Изменить размер шрифта - +

В подполе одного из трех еще заметных домишек, зарывшись в мусор, натасканную ветошь, ветки и прочую дрянь, превращенную в гнездо, откладывала яйца випера. Випера давно перестала быть обычной гадюкой, превратившись в двухметровую и опаснейшую сволочь, умеющую убивать на расстоянии метко выброшенной слюной с растворенным ядом. Если же змея пользовалась зубами, то шансов выжить не имелось даже у матерых секачей-кабанов, порой имевших в холке больше полутора метров. Но сейчас випера судорожно растягивала пасть, бесшумно крича и выпуская наружу чересчур громадные яйца, рвущие мать и заставляющие её терять силы на потомство.

Поселок, умерший за последние полвека, на самом деле жил, пользуясь благосклонностью матери Ночи, любившей всех своих детей. Даже если те ничего, кроме постоянно забираемых жизней, не умели. Ночь не противилась, прекрасно помня миллионы своих отрезков, чернильно-черных или освещенных серебристой луной, отданных таким же убийцам. Ночь — не время для благих дел.

Голем, не ставший будить Белого, сидел на одиноко торчавшем тополе, нюхал воздух, слушал мертвую тишину и очень хотел сходить за кем-то из убийц. А лучше — за всеми, плохими и злыми, такими же, как все в лесу, где Голем вырос. Там, начав что-то понимать и подросши, громила убил всех. Здесь и сейчас, жалея свою новую семью, спящую в ночи, Голем старался себя успокоить и не будил Ежа. Белый не станет ругаться на Голема, разрешит спать весь день, Голем это знал. А Ёж с Бесом точно устали, пусть спят, Голем всех посторожит и не даст никому подкрасться. Здесь же Кошка, а Кошку Голем любил также сильно, как мятные пряники. Даже чуть-чуть больше.

Макс смотрел в бинокль на дымки, поднимающиеся впереди. Вчера вечером хорошо казалось храбриться и делать вид, что ему на все накласть. Стоя перед широкой и плоской равниной, баюкавшей на себе дома Масленки, больше такого в голову не приходило. В отличие от мыслей про нее.

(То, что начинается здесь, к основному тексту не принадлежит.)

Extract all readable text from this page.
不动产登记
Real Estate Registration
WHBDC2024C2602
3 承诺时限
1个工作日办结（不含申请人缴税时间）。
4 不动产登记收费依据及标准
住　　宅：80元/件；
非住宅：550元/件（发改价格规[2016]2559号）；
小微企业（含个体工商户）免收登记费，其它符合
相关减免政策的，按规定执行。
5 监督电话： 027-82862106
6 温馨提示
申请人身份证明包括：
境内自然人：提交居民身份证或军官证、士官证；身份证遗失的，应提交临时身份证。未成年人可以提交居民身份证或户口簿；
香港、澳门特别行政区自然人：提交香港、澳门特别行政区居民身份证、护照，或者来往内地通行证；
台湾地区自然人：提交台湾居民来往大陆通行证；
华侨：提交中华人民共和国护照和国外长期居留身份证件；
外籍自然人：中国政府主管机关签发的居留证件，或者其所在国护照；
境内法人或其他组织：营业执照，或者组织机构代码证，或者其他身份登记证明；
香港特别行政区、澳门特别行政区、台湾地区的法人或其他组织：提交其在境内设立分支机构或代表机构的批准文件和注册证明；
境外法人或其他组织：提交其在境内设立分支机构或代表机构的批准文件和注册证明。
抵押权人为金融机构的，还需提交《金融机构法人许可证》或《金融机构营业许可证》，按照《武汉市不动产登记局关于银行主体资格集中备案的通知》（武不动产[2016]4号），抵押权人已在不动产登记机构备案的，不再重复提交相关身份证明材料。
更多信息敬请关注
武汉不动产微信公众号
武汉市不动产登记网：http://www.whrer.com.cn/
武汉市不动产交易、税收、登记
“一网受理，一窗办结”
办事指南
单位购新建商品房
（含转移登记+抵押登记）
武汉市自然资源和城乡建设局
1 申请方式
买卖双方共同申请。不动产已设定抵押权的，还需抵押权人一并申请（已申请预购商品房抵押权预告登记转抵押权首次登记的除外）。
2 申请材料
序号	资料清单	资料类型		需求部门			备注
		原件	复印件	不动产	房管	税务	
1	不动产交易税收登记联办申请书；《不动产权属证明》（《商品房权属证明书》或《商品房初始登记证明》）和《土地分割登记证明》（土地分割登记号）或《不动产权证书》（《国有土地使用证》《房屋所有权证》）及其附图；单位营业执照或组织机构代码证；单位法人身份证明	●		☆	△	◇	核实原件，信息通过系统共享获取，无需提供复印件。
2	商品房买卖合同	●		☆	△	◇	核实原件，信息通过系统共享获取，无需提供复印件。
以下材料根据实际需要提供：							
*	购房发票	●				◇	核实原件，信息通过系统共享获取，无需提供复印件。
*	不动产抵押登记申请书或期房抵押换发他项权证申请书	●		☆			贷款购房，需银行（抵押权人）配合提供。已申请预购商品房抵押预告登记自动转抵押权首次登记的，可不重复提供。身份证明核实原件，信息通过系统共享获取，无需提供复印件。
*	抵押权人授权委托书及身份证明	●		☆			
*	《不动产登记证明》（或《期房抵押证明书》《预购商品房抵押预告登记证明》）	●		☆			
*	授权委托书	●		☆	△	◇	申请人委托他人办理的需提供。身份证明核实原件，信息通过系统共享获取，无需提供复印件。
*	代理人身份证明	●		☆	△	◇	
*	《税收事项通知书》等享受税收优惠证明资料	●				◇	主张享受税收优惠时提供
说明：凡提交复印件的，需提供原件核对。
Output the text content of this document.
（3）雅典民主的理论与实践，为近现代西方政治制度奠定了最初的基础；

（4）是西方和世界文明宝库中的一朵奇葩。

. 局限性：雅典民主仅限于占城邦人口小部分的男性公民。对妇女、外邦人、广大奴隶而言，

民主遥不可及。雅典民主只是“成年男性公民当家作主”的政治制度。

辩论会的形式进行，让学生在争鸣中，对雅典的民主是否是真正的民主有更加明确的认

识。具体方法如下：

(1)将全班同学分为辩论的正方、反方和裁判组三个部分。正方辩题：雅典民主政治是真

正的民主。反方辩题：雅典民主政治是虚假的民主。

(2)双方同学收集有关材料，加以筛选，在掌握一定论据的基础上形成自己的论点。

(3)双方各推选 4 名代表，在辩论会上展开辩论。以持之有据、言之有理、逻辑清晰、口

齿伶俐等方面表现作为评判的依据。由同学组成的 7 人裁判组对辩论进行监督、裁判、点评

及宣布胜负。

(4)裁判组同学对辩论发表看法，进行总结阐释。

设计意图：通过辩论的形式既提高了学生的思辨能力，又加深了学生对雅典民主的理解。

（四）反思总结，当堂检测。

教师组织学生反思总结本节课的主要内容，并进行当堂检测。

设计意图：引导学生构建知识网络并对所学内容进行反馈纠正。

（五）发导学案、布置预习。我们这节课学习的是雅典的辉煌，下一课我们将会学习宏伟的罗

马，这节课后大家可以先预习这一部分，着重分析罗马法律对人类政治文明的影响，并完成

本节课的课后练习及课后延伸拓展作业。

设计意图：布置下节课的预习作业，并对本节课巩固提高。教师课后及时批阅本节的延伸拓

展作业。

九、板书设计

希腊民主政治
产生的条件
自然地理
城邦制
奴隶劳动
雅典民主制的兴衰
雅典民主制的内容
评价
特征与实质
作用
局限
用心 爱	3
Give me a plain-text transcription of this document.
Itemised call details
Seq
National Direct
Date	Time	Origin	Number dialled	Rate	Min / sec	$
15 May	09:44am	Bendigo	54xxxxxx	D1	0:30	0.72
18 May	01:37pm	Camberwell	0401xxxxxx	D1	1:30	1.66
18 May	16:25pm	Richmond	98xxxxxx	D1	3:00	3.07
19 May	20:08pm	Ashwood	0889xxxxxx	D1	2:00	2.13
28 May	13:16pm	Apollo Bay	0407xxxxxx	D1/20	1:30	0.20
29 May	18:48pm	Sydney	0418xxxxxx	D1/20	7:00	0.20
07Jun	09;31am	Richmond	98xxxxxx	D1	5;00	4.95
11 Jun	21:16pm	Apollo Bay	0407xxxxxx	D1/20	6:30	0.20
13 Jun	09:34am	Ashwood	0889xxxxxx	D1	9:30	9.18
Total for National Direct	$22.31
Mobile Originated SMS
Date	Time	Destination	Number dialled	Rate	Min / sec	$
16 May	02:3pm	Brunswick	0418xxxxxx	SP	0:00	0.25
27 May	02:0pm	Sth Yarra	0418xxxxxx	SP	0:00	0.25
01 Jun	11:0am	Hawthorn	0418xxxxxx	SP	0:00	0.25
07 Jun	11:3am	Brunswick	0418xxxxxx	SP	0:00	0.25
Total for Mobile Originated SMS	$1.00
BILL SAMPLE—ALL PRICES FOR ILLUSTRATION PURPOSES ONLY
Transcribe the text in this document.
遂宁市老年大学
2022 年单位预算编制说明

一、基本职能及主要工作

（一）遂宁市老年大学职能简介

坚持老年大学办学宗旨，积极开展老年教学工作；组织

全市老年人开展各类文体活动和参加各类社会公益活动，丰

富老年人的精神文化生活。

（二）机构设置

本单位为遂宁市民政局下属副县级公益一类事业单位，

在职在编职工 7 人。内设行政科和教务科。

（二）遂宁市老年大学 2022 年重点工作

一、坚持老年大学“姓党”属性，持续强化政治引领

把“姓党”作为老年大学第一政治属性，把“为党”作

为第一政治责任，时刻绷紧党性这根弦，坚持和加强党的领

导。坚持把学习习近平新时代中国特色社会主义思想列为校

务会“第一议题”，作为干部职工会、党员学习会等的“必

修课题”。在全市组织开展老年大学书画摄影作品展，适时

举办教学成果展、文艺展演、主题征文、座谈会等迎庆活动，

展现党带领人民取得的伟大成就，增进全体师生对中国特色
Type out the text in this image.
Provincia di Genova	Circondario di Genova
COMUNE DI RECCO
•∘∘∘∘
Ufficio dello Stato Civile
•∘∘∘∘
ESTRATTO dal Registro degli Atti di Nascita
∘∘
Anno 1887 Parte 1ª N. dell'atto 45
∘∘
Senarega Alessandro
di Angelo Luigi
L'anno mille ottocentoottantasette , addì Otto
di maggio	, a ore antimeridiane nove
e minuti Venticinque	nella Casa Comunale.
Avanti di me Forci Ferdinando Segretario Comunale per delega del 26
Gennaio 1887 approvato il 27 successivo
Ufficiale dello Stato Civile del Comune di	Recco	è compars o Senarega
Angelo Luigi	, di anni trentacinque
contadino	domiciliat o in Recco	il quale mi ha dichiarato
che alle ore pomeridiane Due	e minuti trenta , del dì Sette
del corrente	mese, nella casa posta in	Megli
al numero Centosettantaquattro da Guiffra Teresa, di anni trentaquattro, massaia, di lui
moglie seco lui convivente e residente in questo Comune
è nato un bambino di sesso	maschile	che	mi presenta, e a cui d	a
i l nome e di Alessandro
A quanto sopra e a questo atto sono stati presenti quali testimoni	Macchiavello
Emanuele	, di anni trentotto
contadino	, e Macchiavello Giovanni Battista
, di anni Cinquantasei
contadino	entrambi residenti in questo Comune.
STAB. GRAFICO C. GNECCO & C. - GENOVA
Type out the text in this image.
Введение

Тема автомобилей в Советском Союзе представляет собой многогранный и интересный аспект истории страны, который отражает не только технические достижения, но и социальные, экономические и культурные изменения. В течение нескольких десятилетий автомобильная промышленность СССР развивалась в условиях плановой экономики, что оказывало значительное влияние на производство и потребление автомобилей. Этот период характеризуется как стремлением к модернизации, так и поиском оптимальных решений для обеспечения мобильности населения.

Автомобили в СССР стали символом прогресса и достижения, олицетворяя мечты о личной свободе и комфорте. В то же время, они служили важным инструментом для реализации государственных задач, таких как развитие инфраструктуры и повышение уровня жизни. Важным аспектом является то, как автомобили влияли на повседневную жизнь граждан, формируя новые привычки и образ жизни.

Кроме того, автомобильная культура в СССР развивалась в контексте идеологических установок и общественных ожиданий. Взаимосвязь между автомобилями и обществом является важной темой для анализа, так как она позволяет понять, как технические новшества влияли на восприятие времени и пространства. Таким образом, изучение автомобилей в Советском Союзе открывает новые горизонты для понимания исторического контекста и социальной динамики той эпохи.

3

Бросать женщин — нехорошо. Бросать женщин, любящих тебя — совсем плохо. Бросать женщин, владеющих одним из немногих нефтеперерабатывающих заводиков в округе — даже опасно. Если не сказать, что смертельно. Пусть даже Мэдмакс и никогда не был в любимчиках Масленки, не говоря о её постели. Он и ушел-то почти пацаном, нанявшись в караван, державший путь куда-то в сторону Черноземья. Не дошел, найденный Белым и едва вытащенный с того света? Случается. Дело в другом, дело в самом Мэдмаксе, не вернувшемся к ней, считавшей его своим.

— Люблю я тебя, бродяга. — Белый, довольный из-за почти полной ночи сна и злющий из-за Голема, подарившего сон и нарушившего приказ, стоял рядом. — Умеешь держать лицо в любой ситуации. Даже вот сейчас. Опасаешься мамочки, думаешь — разозлится?

— Не разозлится. — Макс опустил бинокль. — Она давно разозлилась, так что меня там ожидает хорошо выстоянный гнев, замешанный на ярости. И вас.

— Это да. — Белый сморкнулся, сплюнул, прочищая горло и вытер пальцы о голенище сапога. — Обойтись без тебя не выйдет, уверен?

— Нас видели уже вечером, — Мэдмакс покосился на него. — Мамочка ждет и готовит хлеб с солью. Её секрет вон там, в…

— Да знаю я, — фыркнул старший, — не дурак, уж поверь, знаю. Ладно, братишка, чего только в жизни не случается, не кипешуй. Справимся.

— А как же еще, — согласился Макс. — Тем и живем.

— Э, ты о чем?

— Я про импровизацию.

— В точку, засранец. Ладно, тронулись. Глядишь, обойдется.

Мэдмакс хмыкнул, глядя на него. В такой вариант Белый сам-то не верил, но гнул свою линию.

Они тронулись.

Дом Масленки звали Заводом. Просто Заводом без всяких приставок, имен и прочего. На сотни верст вокруг её Завод был один. С Масленкой дружил Альянс, крутили шахер-махер всякие интенданты силовых ведомств поднимающегося союза городов, не совали носы вездесущие шпики, что жандармские, что КВБ.